Wall Power

Like most conquered and colonised lands brought to heel by the firepower and sheer numbers of European invasion, the evolution of photography in Australia followed a similar, historically recognisable pattern. The earliest uses of photography were to record Australia’s flora and fauna, its notable and wealthy citizens, and its unique landscapes. While these approaches were largely in service of 19th century scientific disciplines such as geology, biology and anthropology, and to flatter bourgeois tastes for portraiture and genre subjects, subsequent advances in photographic art in the 20th century were largely built on these foundations, practices that were at once peculiarly specific to their place and time, yet also universal, as Australian artists and photographers engaged with global developments.

Much contemporary Australian photographic practice draws its inspiration from the work of artists of the late 18th and early 19th centuries. In the colonial period, artists, illustrators and graphic artists were widely employed to record Australia for audiences in England and Europe. Much of this work was both imperial and scientific in nature, but as artists on the far away continent began to feel the influence of Romanticism of the mid-19th century, a tradition of grand painting arose to remake Australia as a dark and moody dreamland of hidden dangers and neo-classical idylls. Marian Drew’s Wombat and Watermelon [2005] and Joseph McGlennon’s Thylacine Study [2013] make explicit reference to this art history, reconfiguring the style of colonial artists in photography, while Bill Henson and Tamara Dean’s works consciously connects to Romantic and neo-Classical traditions in artfully composed contemporary tableaux. The tradition of landscape photography – long a staple of Australian art – is here seen vividly in the work of Murray Fredericks, whose sublime, minimal image suggests abstraction from the simple placement of a mirror in the landscape, while Indigenous artist Nici Cumpston’s hand-coloured images evoke both the work of Aboriginal painters such as Albert Namatjira, and quasi-objective scientific documentation of photography.

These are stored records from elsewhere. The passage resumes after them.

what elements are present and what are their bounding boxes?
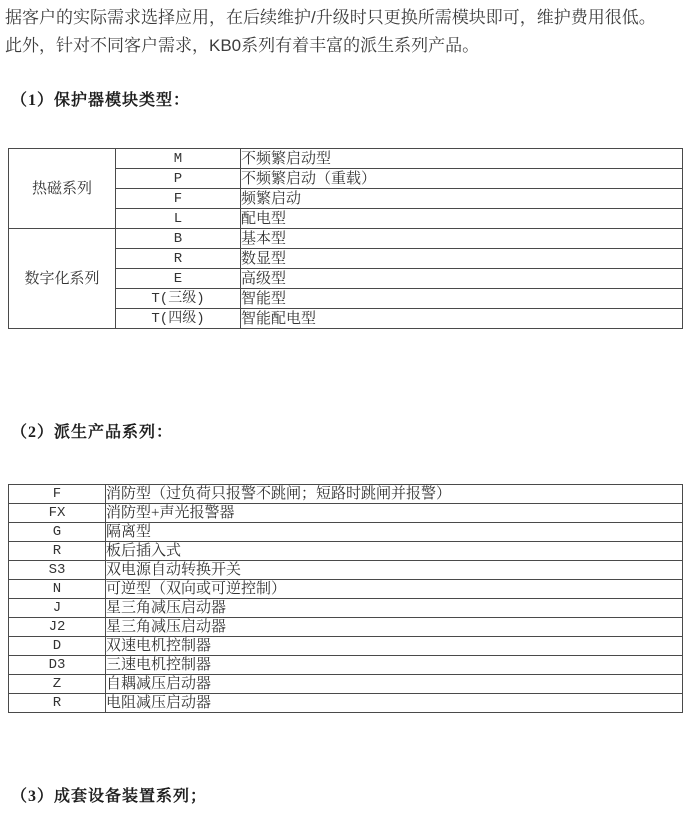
code-cell: J2 — [9, 618, 106, 637]
code-cell: N — [9, 580, 106, 599]
derived-products-table: F 消防型（过负荷只报警不跳闸；短路时跳闸并报警） FX 消防型+声光报警器 G… — [8, 484, 683, 713]
table-row: 热磁系列 M 不频繁启动型 — [9, 149, 683, 169]
code-cell: T(四级) — [116, 309, 241, 329]
desc-cell: 自耦减压启动器 — [106, 675, 683, 694]
code-cell: R — [116, 249, 241, 269]
table-row: R 电阻减压启动器 — [9, 694, 683, 713]
code-cell: E — [116, 269, 241, 289]
code-cell: Z — [9, 675, 106, 694]
code-cell: R — [9, 694, 106, 713]
desc-cell: 板后插入式 — [106, 542, 683, 561]
desc-cell: 数显型 — [241, 249, 683, 269]
desc-cell: 高级型 — [241, 269, 683, 289]
desc-cell: 智能配电型 — [241, 309, 683, 329]
desc-cell: 星三角减压启动器 — [106, 618, 683, 637]
table-row: D 双速电机控制器 — [9, 637, 683, 656]
desc-cell: 不频繁启动型 — [241, 149, 683, 169]
intro-line-1: 据客户的实际需求选择应用，在后续维护/升级时只更换所需模块即可，维护费用很低。 — [5, 4, 687, 32]
desc-cell: 配电型 — [241, 209, 683, 229]
code-cell: D — [9, 637, 106, 656]
table-row: N 可逆型（双向或可逆控制） — [9, 580, 683, 599]
code-cell: S3 — [9, 561, 106, 580]
intro-paragraph: 据客户的实际需求选择应用，在后续维护/升级时只更换所需模块即可，维护费用很低。 … — [5, 4, 687, 60]
desc-cell: 不频繁启动（重载） — [241, 169, 683, 189]
table-row: J2 星三角减压启动器 — [9, 618, 683, 637]
desc-cell: 星三角减压启动器 — [106, 599, 683, 618]
desc-cell: 三速电机控制器 — [106, 656, 683, 675]
code-cell: M — [116, 149, 241, 169]
table-row: 数字化系列 B 基本型 — [9, 229, 683, 249]
code-cell: F — [9, 485, 106, 504]
code-cell: L — [116, 209, 241, 229]
series-cell: 热磁系列 — [9, 149, 116, 229]
desc-cell: 消防型+声光报警器 — [106, 504, 683, 523]
table-row: S3 双电源自动转换开关 — [9, 561, 683, 580]
section-heading-protector-modules: （1）保护器模块类型： — [11, 87, 190, 110]
code-cell: B — [116, 229, 241, 249]
code-cell: R — [9, 542, 106, 561]
intro-line-2: 此外，针对不同客户需求，KB0系列有着丰富的派生系列产品。 — [5, 32, 687, 60]
desc-cell: 消防型（过负荷只报警不跳闸；短路时跳闸并报警） — [106, 485, 683, 504]
table-row: FX 消防型+声光报警器 — [9, 504, 683, 523]
desc-cell: 隔离型 — [106, 523, 683, 542]
section-heading-derived-products: （2）派生产品系列： — [11, 419, 173, 442]
desc-cell: 基本型 — [241, 229, 683, 249]
desc-cell: 电阻减压启动器 — [106, 694, 683, 713]
code-cell: FX — [9, 504, 106, 523]
table-row: J 星三角减压启动器 — [9, 599, 683, 618]
desc-cell: 双速电机控制器 — [106, 637, 683, 656]
code-cell: P — [116, 169, 241, 189]
desc-cell: 频繁启动 — [241, 189, 683, 209]
table-row: G 隔离型 — [9, 523, 683, 542]
desc-cell: 可逆型（双向或可逆控制） — [106, 580, 683, 599]
code-cell: T(三级) — [116, 289, 241, 309]
table-row: Z 自耦减压启动器 — [9, 675, 683, 694]
section-heading-complete-equipment: （3）成套设备装置系列； — [11, 783, 207, 806]
protector-module-table: 热磁系列 M 不频繁启动型 P 不频繁启动（重载） F 频繁启动 L 配电型 数… — [8, 148, 683, 329]
desc-cell: 双电源自动转换开关 — [106, 561, 683, 580]
table-row: R 板后插入式 — [9, 542, 683, 561]
desc-cell: 智能型 — [241, 289, 683, 309]
table-row: D3 三速电机控制器 — [9, 656, 683, 675]
code-cell: D3 — [9, 656, 106, 675]
code-cell: J — [9, 599, 106, 618]
code-cell: F — [116, 189, 241, 209]
code-cell: G — [9, 523, 106, 542]
series-cell: 数字化系列 — [9, 229, 116, 329]
table-row: F 消防型（过负荷只报警不跳闸；短路时跳闸并报警） — [9, 485, 683, 504]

Until the 1980s, photography in Australia was regarded as a related but largely separate field of practice to what might be considered contemporary art. That division began to dissolve as the technology to make large-scale, colour photographic imagery became both more widely available and, not coincidentally, happened at about the same time that the effects of what was later called postmodernism became apparent in Australian art. The mark of this photography is often found in studio-bound work that does not hide the artificiality of its making, but rather celebrates it. Works such as Petrina Hicks’s Venus [2013], Deborah Paauwe’s Blue Curtain [2007] and Polixeni Papapetrou’s Heart [2016] – which celebrate symbols of the feminine – share common ground with the work of Joan Ross and Catherine Nelson, two artists who use openly manipulated photography to reconstitute the landscape in satirical-historical and scientific terms respectively. Fabian Muir’s Urban Burqa [2017] series of images represent a broad stream of performance art-photography practice, staged actions to create political and poetic narratives, a practice pioneered in works such as Rosemary Laing’s Flight Research [1999].

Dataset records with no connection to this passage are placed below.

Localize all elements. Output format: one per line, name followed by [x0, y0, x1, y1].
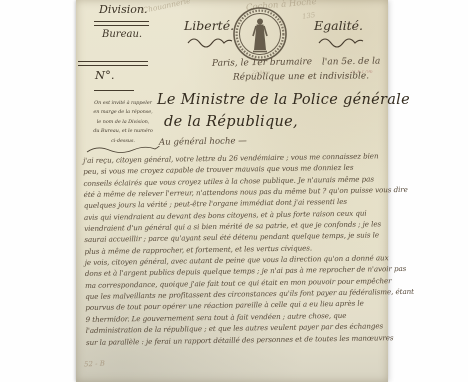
- liberte-flourish: [186, 38, 234, 48]
- margin-note-line: du Bureau, et le numéro: [84, 127, 162, 136]
- numero-bottom-rule: [94, 90, 134, 91]
- division-label: Division.: [99, 3, 147, 16]
- dateline-year: l'an 5e. de la: [322, 56, 381, 67]
- letter-body: j'ai reçu, citoyen général, votre lettre…: [83, 150, 388, 348]
- ministry-title-line2: de la République,: [164, 114, 298, 130]
- egalite-label: Egalité.: [314, 18, 363, 33]
- margin-note-line: en marge de la réponse,: [84, 108, 162, 117]
- dateline-republic: République une et indivisible.: [233, 71, 369, 82]
- dateline-place-date: Paris, le 1er brumaire: [212, 57, 312, 69]
- pencil-annotation-chouannerie: Chouannerie: [142, 0, 192, 15]
- division-underline: [94, 21, 149, 26]
- ministry-title-line1: Le Ministre de la Police générale: [157, 92, 410, 108]
- margin-note: On est invité à rappeler en marge de la …: [84, 99, 162, 146]
- document-scan: { "letterhead": { "division_label": "Div…: [0, 0, 468, 382]
- salutation: Au général hoche —: [159, 136, 247, 148]
- liberte-label: Liberté.: [184, 18, 234, 33]
- margin-note-line: ci-dessus.: [84, 137, 162, 146]
- egalite-flourish: [317, 38, 365, 48]
- pencil-archive-mark: 52 - B: [84, 359, 105, 368]
- letter-page: Chouannerie Cochon à Hoche 135 Division.…: [76, 0, 388, 382]
- numero-top-rule: [78, 61, 148, 66]
- margin-note-line: On est invité à rappeler: [84, 99, 162, 108]
- numero-label: N°.: [95, 68, 114, 82]
- margin-note-line: le nom de la Division,: [84, 118, 162, 127]
- bureau-label: Bureau.: [102, 29, 142, 40]
- republic-seal-icon: [232, 6, 288, 62]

One of the artists who was a key member of the 1980s generation of early post modernists was Tracey Moffatt, whose Something More #1 [1989] also serves as an important historical marker for Indigenous artists using photography to reinterpret, question and critique Australia’s colonial heritage – and its contemporary attitudes. Michael Riley’s Untitled (Boomerang) [2000] presents the titular object as a work of minimalist beauty. Brooke Andrews’ Sexy and Dangerous [1996] looks back to the early anthropological records of Aboriginal people to repurpose contemporary notions of singular identity, while Tony Albert’s Mid Century Modern [2016] and Destiny Deacon’s Axed [1999-2003] find new narratives for racist kitsch. Christian Thompson’s This Brutal World [2017] – a response to Australian Modernist photographer Max Dupain’s iconic The Sunbaker [1937] – suggests an alternate interpretation of the country’s sunburnt shores.

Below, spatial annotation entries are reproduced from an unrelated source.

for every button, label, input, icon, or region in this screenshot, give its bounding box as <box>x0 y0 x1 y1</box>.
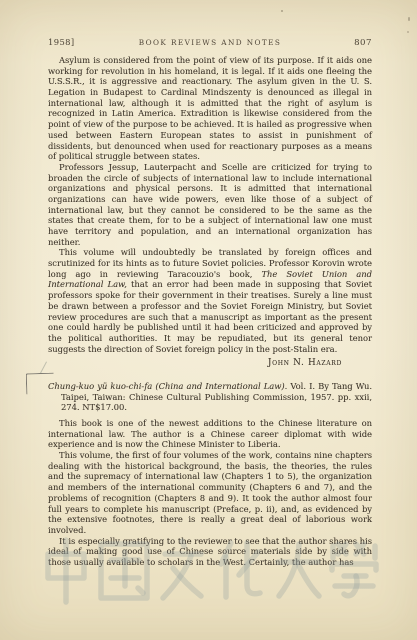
paragraph-volume-chapters: This volume, the first of four volumes o… <box>48 450 372 536</box>
paragraph-asylum: Asylum is considered from the point of v… <box>48 55 372 162</box>
paragraph-gratifying: It is especially gratifying to the revie… <box>48 536 372 568</box>
page-header: 1958] BOOK REVIEWS AND NOTES 807 <box>48 37 372 48</box>
paragraph-professors: Professors Jessup, Lauterpacht and Scell… <box>48 162 372 248</box>
scanned-journal-page: 1958] BOOK REVIEWS AND NOTES 807 Asylum … <box>0 0 417 640</box>
review-tang-wu: Chung-kuo yü kuo-chi-fa (China and Inter… <box>48 381 372 568</box>
reviewer-signature: John N. Hazard <box>48 358 372 369</box>
pencil-stray-stroke <box>40 362 47 374</box>
running-title: BOOK REVIEWS AND NOTES <box>110 38 310 47</box>
paper-speck <box>407 31 409 33</box>
paper-speck <box>408 17 410 21</box>
paragraph-book: This book is one of the newest additions… <box>48 418 372 450</box>
paper-speck <box>281 10 283 12</box>
review-hazard-continued: Asylum is considered from the point of v… <box>48 55 372 369</box>
page-number: 807 <box>310 38 372 48</box>
book-citation: Chung-kuo yü kuo-chi-fa (China and Inter… <box>48 381 372 413</box>
paragraph-volume: This volume will undoubtedly be translat… <box>48 247 372 354</box>
text-block: Asylum is considered from the point of v… <box>48 55 372 568</box>
pencil-corner-mark <box>26 373 55 395</box>
header-year: 1958] <box>48 37 110 47</box>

This sketch history of Australian photography represents three broad trends presented in this collection. Some outliers here, such as Narelle Autio’s Shark Tattoo [2001], Trent Parke’s No. 178, A Candid Portrait of a Man on a Street Corner [2013] and Shaun Gladwell’s Self Portrait (Linework) [2005] represent the poetic possibilities of street and documentary photography, both highly significant aspects of contemporary Australian photographic practice.

Can we say then that Australian photography is significantly different from trends and developments elsewhere? There is a widely held assumption that, because of its geographical location, Australia is also culturally remote. This is not true, nor has it ever really been the case. Australian art has kept abreast of what happens globally but also, because of its physical isolation, those influences mutated into idiosyncratic local variations. Indeed, one could argue that Australian photography is unique in the world because of the strange admixture of its historical circumstance. Where cultural exchange between Australia and the world was once limited by the speed of freight and mail carriers, it is now instantaneously connected. The work here then represents Australian photography, both what it has been, and what it will become.

Essay commissioned for Wall Power: Contemporary Australian Photography, touring exhibition, London, Cologne, Berlin & Paris, September 7 2017 – November 11, 2018.